Железный старик и Екатерина — страница 10 из 33

1

В детстве Серёжу Дмитриева упорно приучали к гобою. Звук гнусавого духового инструмента он слушал с пелёнок. Ежедневно, перед тем как идти в театр на репетицию, папа дома дул «длинные ноты». Он ходил по комнате и выдувал одну такую ноту. Похожую на пронзающую воздушную тревогу. На занудливейшую зубную боль. Совсем маленького Серёжу это пугало, он отчаянно ревел, позже – привык.

Папа играл первый гобой в Башкирском Государственном Оперном Театре. «По моему гобою, сынок, настраивается весь оркестр. Мой гобой самый главный инструмент в оркестре». Он поднимал длинную черную трубку в белых клапанах на уровень глаз, закладывал трость в рот и дул свою длинную ноту. Когда нота совсем затихала, говорил: «Длинные ноты, сынок, укрепляют губы, развивают дыхание». Он снова закладывал трость в рот и дул вторую свою длинную ноту.

Мама Серёжи тоже работала в театре. Она была там костюмером. Одевала разных тёть в старинные пышные платья, чтобы тёти стали ещё толще, пышнее. Серёжа нередко находился при таких одеваниях. Когда его некуда было девать. Он привычно тарахтел, возил машинку по полу. Объезжал недвижные пышные платья (с тётями), вокруг которых ползала и мама. С иголкой и ниткой. Папа в оркестр под сцену с собой не брал. «Запрещено, сынок», – говорил он. – Шавкатом Нургалиевичем». Шавкат Нургалиевич был Главный Дирижёр. Главнее папы. С ним не побалуешь. У него была грива на голове и брови вразлёт. Размером с мечи. «Привет, дитя театра!» – проходя, говорил он и дружески трепал. Да так, что приходилось потом накидывать слетевшие лямки от штанишек. Как после удара урагана.

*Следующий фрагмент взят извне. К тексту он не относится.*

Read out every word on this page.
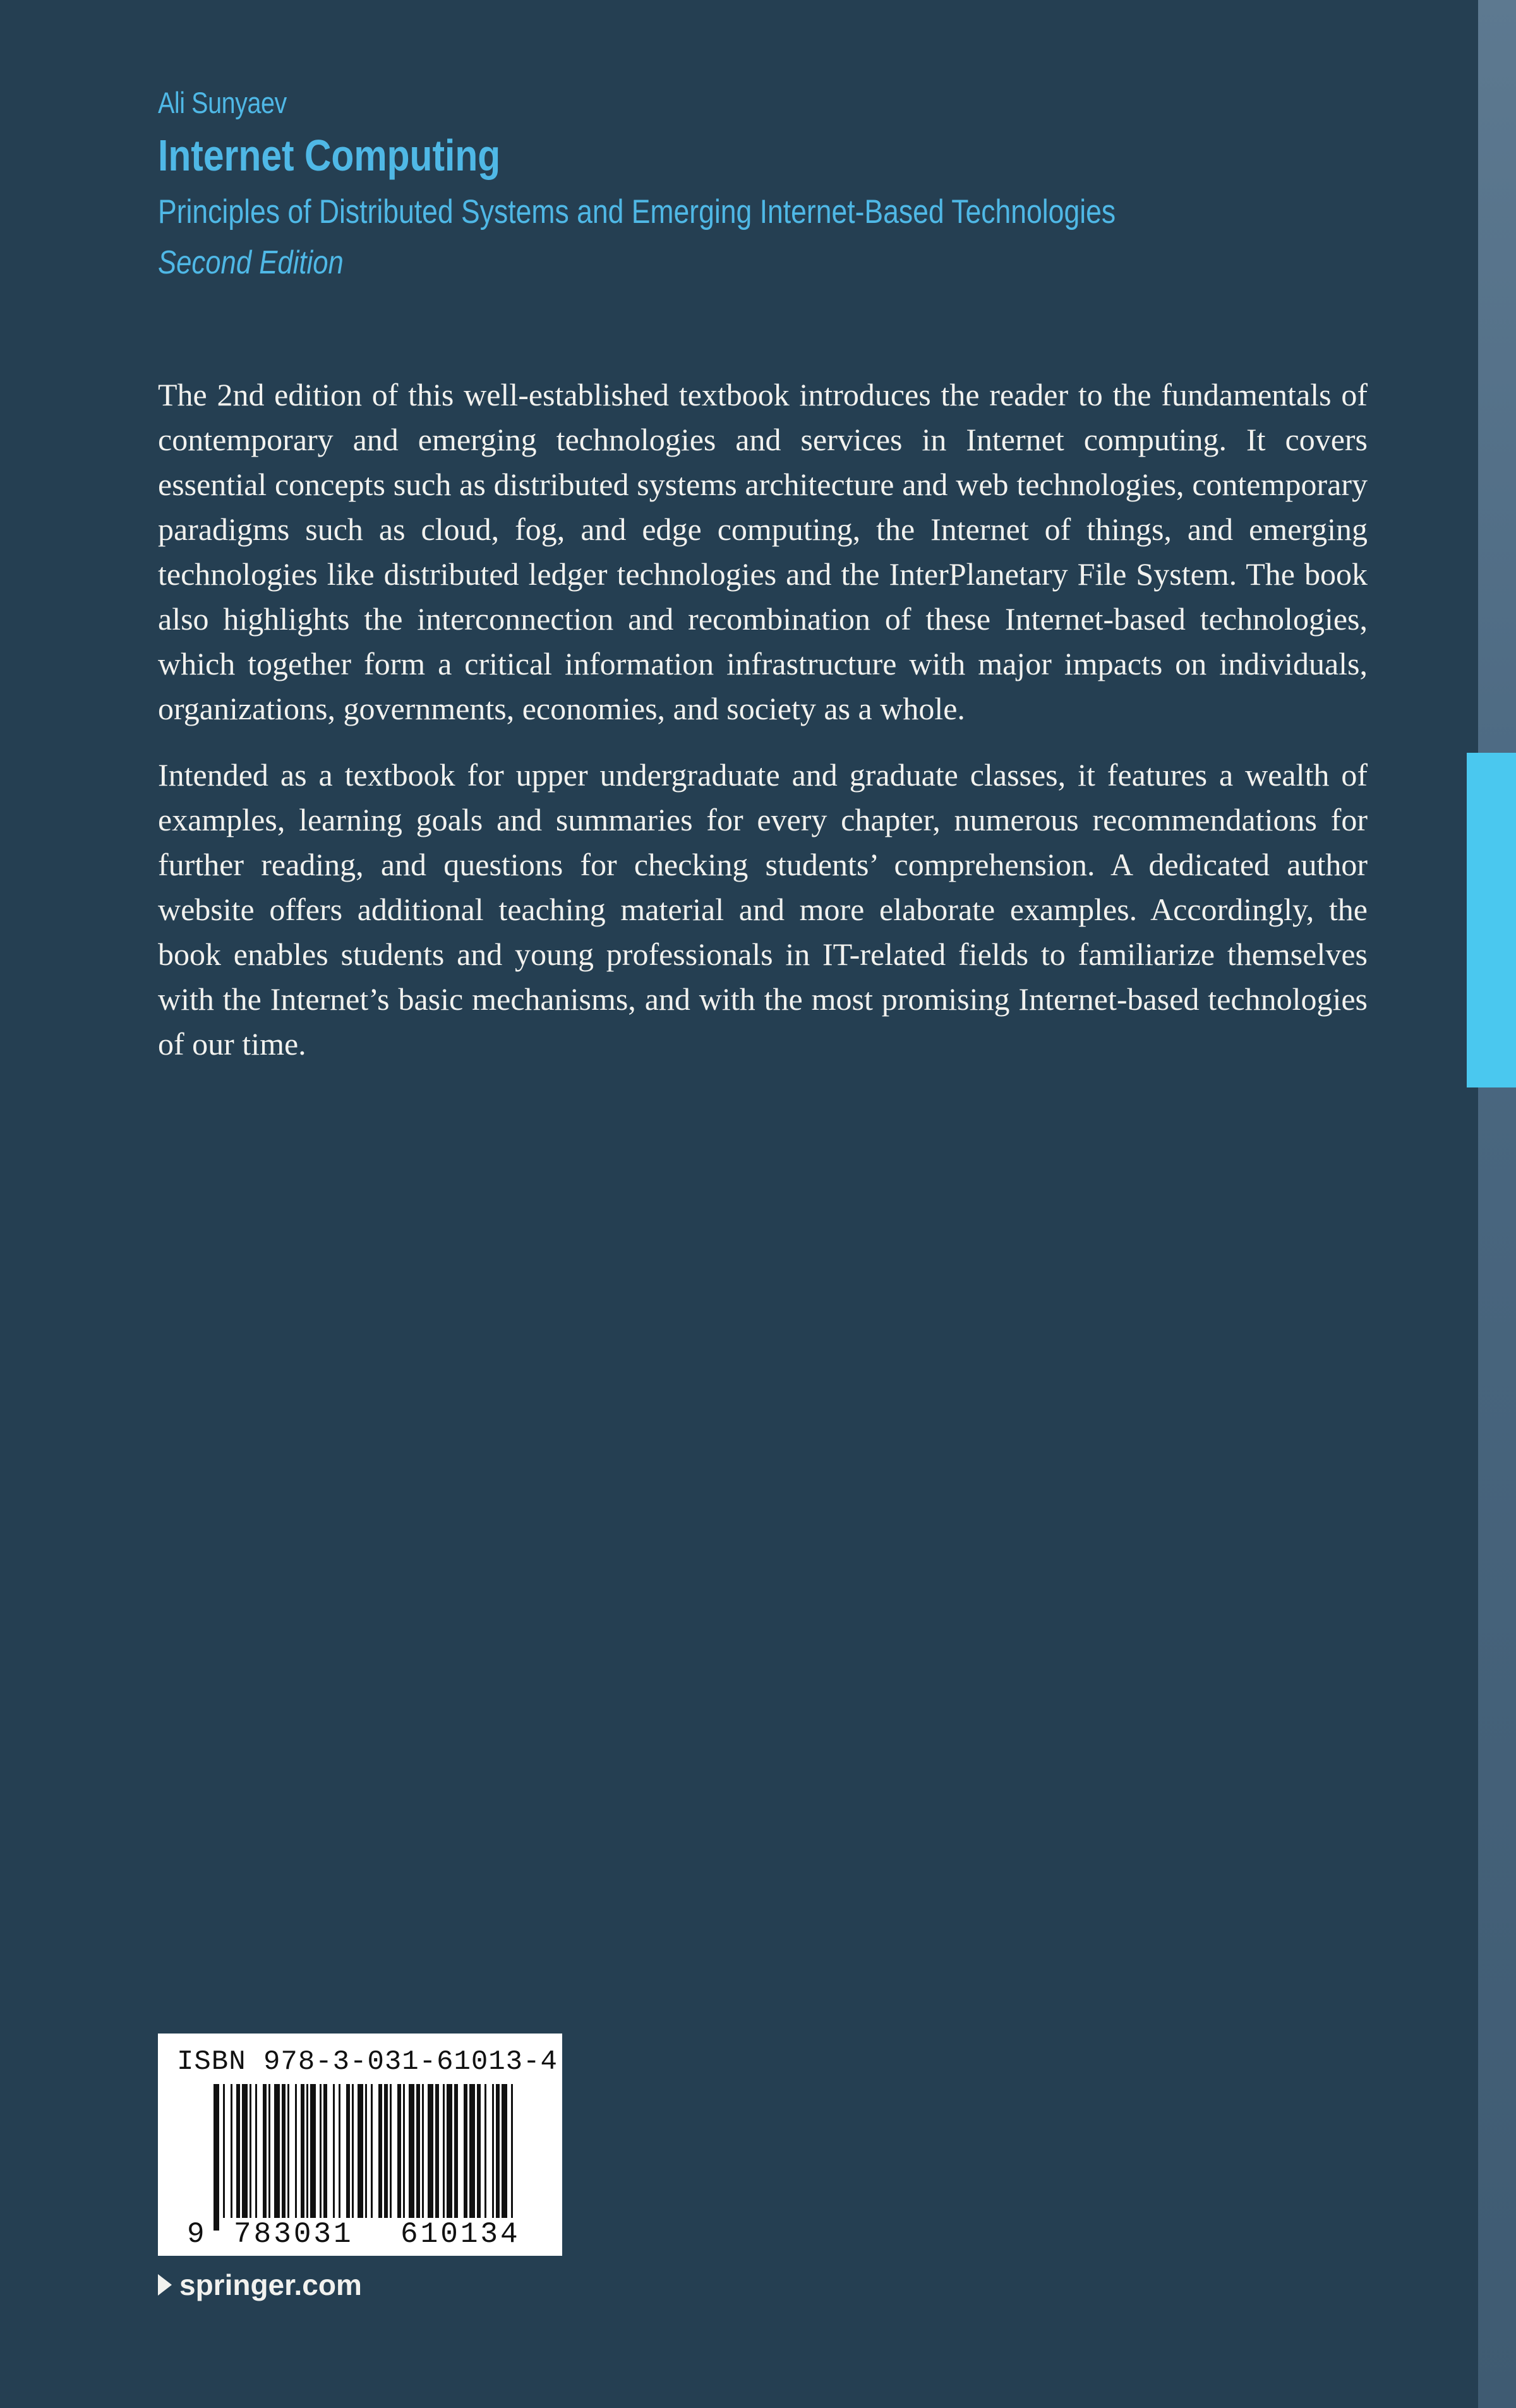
Ali Sunyaev
Internet Computing
Principles of Distributed Systems and Emerging Internet-Based Technologies
Second Edition

The 2nd edition of this well-established textbook introduces the reader to the fundamentals of contemporary and emerging technologies and services in Internet computing. It covers essential concepts such as distributed systems architecture and web technologies, contemporary paradigms such as cloud, fog, and edge computing, the Internet of things, and emerging technologies like distributed ledger technologies and the InterPlanetary File System. The book also highlights the interconnection and recombination of these Internet-based technologies, which together form a critical information infrastructure with major impacts on individuals, organizations, governments, economies, and society as a whole.

Intended as a textbook for upper undergraduate and graduate classes, it features a wealth of examples, learning goals and summaries for every chapter, numerous recommendations for further reading, and questions for checking students’ comprehension. A dedicated author website offers additional teaching material and more elaborate examples. Accordingly, the book enables students and young professionals in IT-related fields to familiarize themselves with the Internet’s basic mechanisms, and with the most promising Internet-based technologies of our time.

ISBN 978-3-031-61013-4
9 783031 610134
springer.com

Зато папа был главнее Шавката Нургалиевича, когда оркестр настраивался под папин гобой. Папа давал свою длинную ноту – и все начинали пилить смычками и дуть в разные тромбоны. И Шавкату Нургалиевичу приходилось терпеть. Сидеть и ждать за пультом. (Видел это много раз. С балкона. На правой стороне. Куда всегда пускала тетя Галя, Главная Уборщица Театра.) Правда, потом он начинал махать всем палкой, как бы грозить. Но это уже неважно. Папа был доволен – он дал сегодня свою главную ноту. Играл себе дальше. Как будто один.

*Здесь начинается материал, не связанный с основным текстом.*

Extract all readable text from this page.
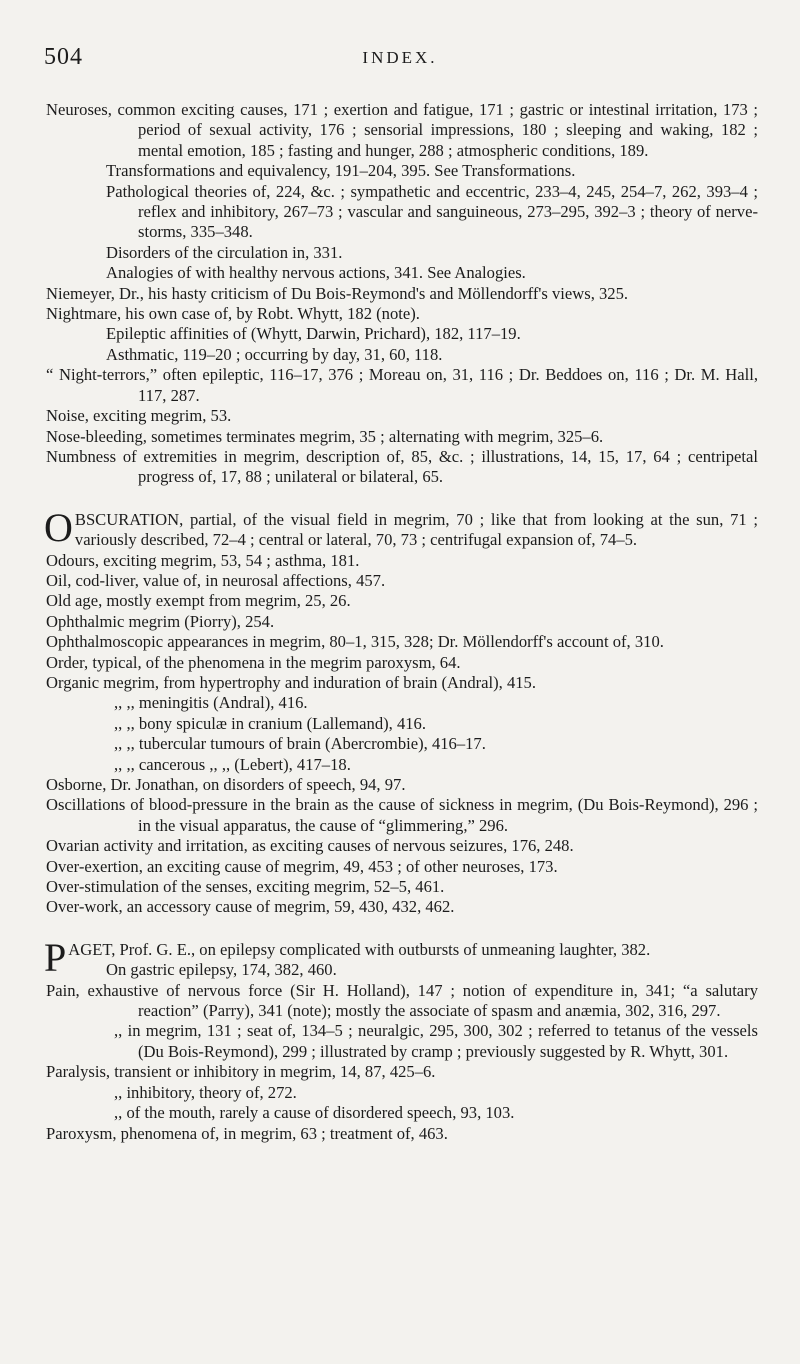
504	INDEX.

Neuroses, common exciting causes, 171 ; exertion and fatigue, 171 ; gastric or intestinal irritation, 173 ; period of sexual activity, 176 ; sensorial impressions, 180 ; sleeping and waking, 182 ; mental emotion, 185 ; fasting and hunger, 288 ; atmospheric conditions, 189.

Transformations and equivalency, 191–204, 395. See Transformations.

Pathological theories of, 224, &c. ; sympathetic and eccentric, 233–4, 245, 254–7, 262, 393–4 ; reflex and inhibitory, 267–73 ; vascular and sanguineous, 273–295, 392–3 ; theory of nerve-storms, 335–348.

Disorders of the circulation in, 331.

Analogies of with healthy nervous actions, 341. See Analogies.

Niemeyer, Dr., his hasty criticism of Du Bois-Reymond's and Möllendorff's views, 325.

Nightmare, his own case of, by Robt. Whytt, 182 (note).

Epileptic affinities of (Whytt, Darwin, Prichard), 182, 117–19.

Asthmatic, 119–20 ; occurring by day, 31, 60, 118.

“ Night-terrors,” often epileptic, 116–17, 376 ; Moreau on, 31, 116 ; Dr. Beddoes on, 116 ; Dr. M. Hall, 117, 287.

Noise, exciting megrim, 53.

Nose-bleeding, sometimes terminates megrim, 35 ; alternating with megrim, 325–6.

Numbness of extremities in megrim, description of, 85, &c. ; illustrations, 14, 15, 17, 64 ; centripetal progress of, 17, 88 ; unilateral or bilateral, 65.

OBSCURATION, partial, of the visual field in megrim, 70 ; like that from looking at the sun, 71 ; variously described, 72–4 ; central or lateral, 70, 73 ; centrifugal expansion of, 74–5.

Odours, exciting megrim, 53, 54 ; asthma, 181.

Oil, cod-liver, value of, in neurosal affections, 457.

Old age, mostly exempt from megrim, 25, 26.

Ophthalmic megrim (Piorry), 254.

Ophthalmoscopic appearances in megrim, 80–1, 315, 328; Dr. Möllendorff's account of, 310.

Order, typical, of the phenomena in the megrim paroxysm, 64.

Organic megrim, from hypertrophy and induration of brain (Andral), 415.

,, ,, meningitis (Andral), 416.

,, ,, bony spiculæ in cranium (Lallemand), 416.

,, ,, tubercular tumours of brain (Abercrombie), 416–17.

,, ,, cancerous ,, ,, (Lebert), 417–18.

Osborne, Dr. Jonathan, on disorders of speech, 94, 97.

Oscillations of blood-pressure in the brain as the cause of sickness in megrim, (Du Bois-Reymond), 296 ; in the visual apparatus, the cause of “glimmering,” 296.

Ovarian activity and irritation, as exciting causes of nervous seizures, 176, 248.

Over-exertion, an exciting cause of megrim, 49, 453 ; of other neuroses, 173.

Over-stimulation of the senses, exciting megrim, 52–5, 461.

Over-work, an accessory cause of megrim, 59, 430, 432, 462.

PAGET, Prof. G. E., on epilepsy complicated with outbursts of unmeaning laughter, 382.

On gastric epilepsy, 174, 382, 460.

Pain, exhaustive of nervous force (Sir H. Holland), 147 ; notion of expenditure in, 341; “a salutary reaction” (Parry), 341 (note); mostly the associate of spasm and anæmia, 302, 316, 297.

,, in megrim, 131 ; seat of, 134–5 ; neuralgic, 295, 300, 302 ; referred to tetanus of the vessels (Du Bois-Reymond), 299 ; illustrated by cramp ; previously suggested by R. Whytt, 301.

Paralysis, transient or inhibitory in megrim, 14, 87, 425–6.

,, inhibitory, theory of, 272.

,, of the mouth, rarely a cause of disordered speech, 93, 103.

Paroxysm, phenomena of, in megrim, 63 ; treatment of, 463.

После балкона можно поиграть, повозить машинку в коридоре. А ещё лучше в высоком пустом зале на втором этаже, Там стоят древнегреческие Венеры и Апполоны. По паркету машинка летит далеко. Можно перебежать и снова толкнуть. Уже в другую сторону.

Тётя Галя всегда проходила с тряпкой на палке. Как солдат с ружьём на плече.

– Ну-ка идём, я тебя покормлю.

В комнатке у тёти Гали окон нет вообще. Зато на стенах балерины. Очень красивые, с тонкими ногами. Много их там всяких. Есть певцы. Очень важные. Даже весь оркестр стоит на одной из афиш. Впереди на стуле, будто строгий отец всем, сидит сам Шавкат Нургалиевич. Папа в заднем ряду. Высоко. Гораздо выше Шавката Нургалиевича. Папа улыбается. Он держит в кулаке свой гобой. Как будто простую легкую трубочку.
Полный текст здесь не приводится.